Nous pourrions ce matin nous arrêter sur l’un ou l’autre mot de cet évangile ou de ce qu’ils suggèrent.
Tout d’abord, je constate avec vous que ces paroles de Jésus ou les paroles que l’évangéliste lui prête sont venues jusqu’à nous. Il y a eu une transmission de siècle en siècle et ces paroles anciennes qui datent de la fin du 1er siècle nous rejoignent ce matin de l’été 2024. C’est notre premier étonnement.
Je m’arrête aussi sur le mot « pain ». Et là, nous sommes invités à une traversée qui nous fait changer de regard. Pour nous, le pain est d’abord la nourriture de base. Il ne vient pas automatiquement sur la table. Il faut gagner son pain. Il faut faire du pain, le préparer, le cuire, le découper. Et, au-delà, le partager afin qu’il y en ait pour tout le monde et c’est déjà un formidable déplacement culturel. Mais avec l’Évangile, nous sommes invités à un autre déplacement ; nous sommes invités à voir un autre pain. C’est un pain qui ne vient pas des possibilités du monde mais qui se donne, il est donné. Un pain qui suppose un profond déplacement : accepter d’entrer dans une mentalité du don. C’est le passage de ce qui m’est dû au cela m’est donné. Faire place au don. Ne pas construire toute la vie sur un dû : la vie m’est due, la santé m’est due, l’amour m’est dû…
Ce que nous apprenons aussi par ce passage, c’est que le pain donné est un don qui s’accroche et se relie à un événement. C’est parce que Jésus donne sa vie, c’est-à-dire l’offre, la perd que quelque chose arrive. C’est parce qu’il y a une mort et une résurrection, une pâque, que nous sommes rejoints et que le don arrive jusqu’à nous, jusqu’au sacrement de l’eucharistie. Nous ne pouvons donc pas nous situer au niveau de l’eucharistie sans la regarder à partir de la mort et résurrection de Jésus, sans s’engager comme lui. Le théologien Metz aimait dire que la mémoire eucharistique est une mémoire dangereuse. Pourquoi ?
Arrêtons-nous aussi quelques instants sur la présence réelle du Christ dans le sacrement de l’eucharistie. En disant : « faites ceci en mémoire de moi », Jésus indiquait son intention de nous rejoindre comme croyants. Sa présence est réelle mais elle nous atteint dans le signe du pain et du vin. Elle nous rejoint non pas dans l’évidence. On pourrait dire qu’elle est une présence trouée d’absence comme l’est la présence d’une mère auprès de son enfant ; elle n’est pas toute présence sans quoi elle serait envahissante. Et c’est tout aussi vrai dans un couple : la présence de l’autre ne peut qu’être discrètement absence pour être une présence réelle.

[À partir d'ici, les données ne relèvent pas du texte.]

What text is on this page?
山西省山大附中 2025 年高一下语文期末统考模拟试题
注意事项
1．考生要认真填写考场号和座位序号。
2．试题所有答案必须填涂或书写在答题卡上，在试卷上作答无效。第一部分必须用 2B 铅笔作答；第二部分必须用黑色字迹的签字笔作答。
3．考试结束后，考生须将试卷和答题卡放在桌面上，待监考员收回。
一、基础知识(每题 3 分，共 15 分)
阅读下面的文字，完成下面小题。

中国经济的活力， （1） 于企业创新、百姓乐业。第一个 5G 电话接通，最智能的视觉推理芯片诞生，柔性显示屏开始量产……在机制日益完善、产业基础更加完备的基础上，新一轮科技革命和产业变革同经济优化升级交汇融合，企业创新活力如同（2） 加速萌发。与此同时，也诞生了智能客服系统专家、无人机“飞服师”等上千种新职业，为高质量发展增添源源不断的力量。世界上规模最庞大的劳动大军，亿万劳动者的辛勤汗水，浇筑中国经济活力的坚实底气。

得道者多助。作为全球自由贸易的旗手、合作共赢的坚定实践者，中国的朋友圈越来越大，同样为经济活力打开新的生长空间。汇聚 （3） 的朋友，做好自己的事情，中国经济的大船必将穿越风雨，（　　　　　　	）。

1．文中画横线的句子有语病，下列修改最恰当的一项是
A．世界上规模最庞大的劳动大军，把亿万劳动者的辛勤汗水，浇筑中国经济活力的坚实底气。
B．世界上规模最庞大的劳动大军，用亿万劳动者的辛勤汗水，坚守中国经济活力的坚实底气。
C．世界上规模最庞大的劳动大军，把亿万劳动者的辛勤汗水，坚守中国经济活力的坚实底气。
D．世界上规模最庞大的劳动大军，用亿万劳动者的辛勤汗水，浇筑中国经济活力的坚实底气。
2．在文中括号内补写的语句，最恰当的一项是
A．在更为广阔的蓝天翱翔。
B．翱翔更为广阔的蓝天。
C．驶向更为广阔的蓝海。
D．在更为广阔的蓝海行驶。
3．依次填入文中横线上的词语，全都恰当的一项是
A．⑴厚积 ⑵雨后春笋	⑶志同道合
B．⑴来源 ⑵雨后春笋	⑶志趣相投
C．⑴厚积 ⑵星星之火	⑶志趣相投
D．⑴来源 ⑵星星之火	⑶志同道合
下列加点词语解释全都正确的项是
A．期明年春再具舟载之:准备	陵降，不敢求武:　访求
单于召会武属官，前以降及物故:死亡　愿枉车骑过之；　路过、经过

« Si vous ne mangez pas la chair du Fils de l’humain vous n’avez pas en vous la vie ». Voilà encore des paroles qui nous déplacent car elles veulent dire que la vraie vie est toujours à rechercher. Elle n’est pas d’emblée ce que nous mettons au point avec nos horaires, nos programmes, nos plans de vie. C’est comme si la vérité de la vie nous échappait toujours et qu’il nous fallait nous remettre en marche pour la trouver. Ce qui est encore plus singulier c’est lorsque Jésus dit : « si vous ne mangez pas la chair ». Manger ? Pourquoi la Bible parle-t-elle de manger le livre ? Mais manger n’est pas dévorer. Pourquoi dans notre culture en tout cas le baiser est-il le signe primaire de l’affection et de l’amour ? Ceci non pas pour expliquer, mettre des explications. Ce que Jésus suggère c’est d’entrer dans une proximité, une intimité qui déborde une foi notionnelle. « Comment celui-là peut-il nous donner sa chair à manger ? ». Comment ? Dire que Dieu vient à nous sous le signe du pain et du vin, c’est dire une fois encore qu’il vient incognito, s’étant dépouillé de toutes les apparences où nous pensons reconnaître Dieu. On nous dit qu’il vient à nous comme un serviteur ou bien qu’il est à reconnaître dans ce malade que nous visitons. Incognito, il ne fait pas semblant, il ne se déguise pas. C’est là son être véritable. L’incognito est sa révélation. Laisser place à la foi qui se risque au-delà du voir.